Texte de Marie-Ève Beaupré
L’univers des sciences dispose d’un vaste terrain d’expérimentation dans lequel le chercheur oeuvre au moyen d’hypothèses, de méthodes, de techniques et de protocoles. Il partage avec celui de la recherche artistique plusieurs problématiques et, de surcroît, un mandat commun : la découverte. Si les représentations macroscopiques du ciel étoilé semblent aujourd’hui faire partie des images devenues familières, il semble peu probable de penser que quelques morceaux de plastique – un matériau si banal ! – puissent susciter l’émerveillement. Et pourtant… L’artiste sait comment faire basculer notre perception de la matière ; parfois il ne s’agit que de modifier l’échelle des dimensions entre le réel et sa représentation.
Les recherches de Laurent Lamarche visent la création, entre spécimen et récit, de potentialités narratives à la frontière de l’infiniment grand et l’infiniment petit. S’inspirant des procédés d’imagerie scientifique et de ses modes d’inventaire, il emprunte une part de son vocabulaire et de ses dispositifs de présentation au chercheur en microbiologie. Son objet d’étude, le plastique, est soumis à de nombreuses expérimentations. Dans l’atelier, la matière est chauffée, collée, étirée, courbée, tordue, pliée, puis organisée en un répertoire de formes parmi lesquelles certaines ressemblent à des organismes vivants. L’artiste conçoit en ces gestes des objets fictionnels sculptés, assemblés, numérisés, photographiés, dont les représentations suggèrent, en apparence, les possibilités offertes par la technologie.

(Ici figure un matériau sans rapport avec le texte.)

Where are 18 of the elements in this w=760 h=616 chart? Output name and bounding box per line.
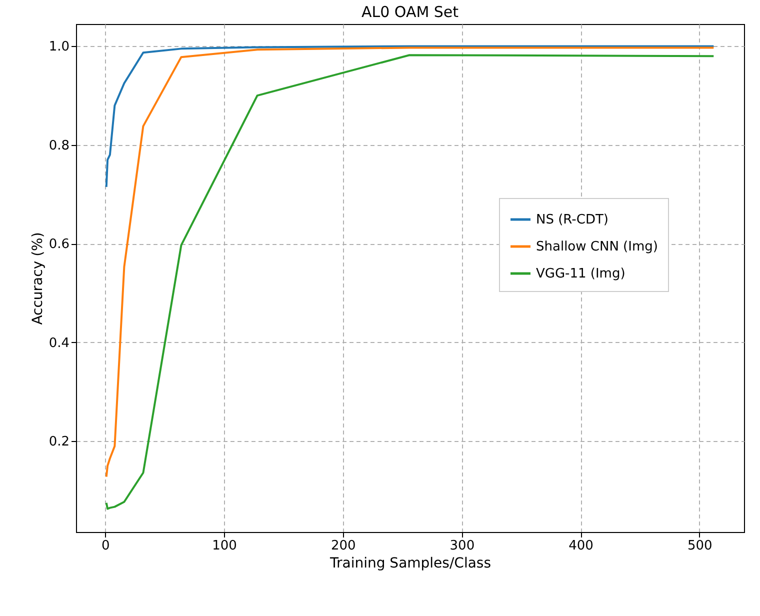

Si la transparence est une qualité plastique propre à ses sculptures, elle est motivée par des observations du vivant microscopique. En étudiant les micro-organismes, on réalise que, malgré leur grande diversité, ces êtres vivants ont en commun d’être transparent ou translucide, notamment le mycoplasme, une bactérie de petite taille, dépourvue de paroi, dont il existe plusieurs espèces. Il s’agit de la première bactérie reproduite artificiellement, c’est-à-dire construite par génie génétique autour d’un chromosome de synthèse. La bactérie comme artifice, voilà un prétexte à la fiction.
En référant ainsi à la recherche scientifique, Laurent Lamarche pointe dans son travail un intérêt pour les explorations fictionnelles liées aux nouvelles formes de vie. Là où se croisent artistique et génétique, on retrouve l’artifice, le manipulé, qui lie la technologie à la nature. Si, dans cette exposition, l’ensemble d’oeuvres issues d’un même matériau synthétique peut susciter l’impression d’un monde immatériel, il est intéressant de constater que le concept de matérialité semble relatif aux outils de l’époque où il s’énonce.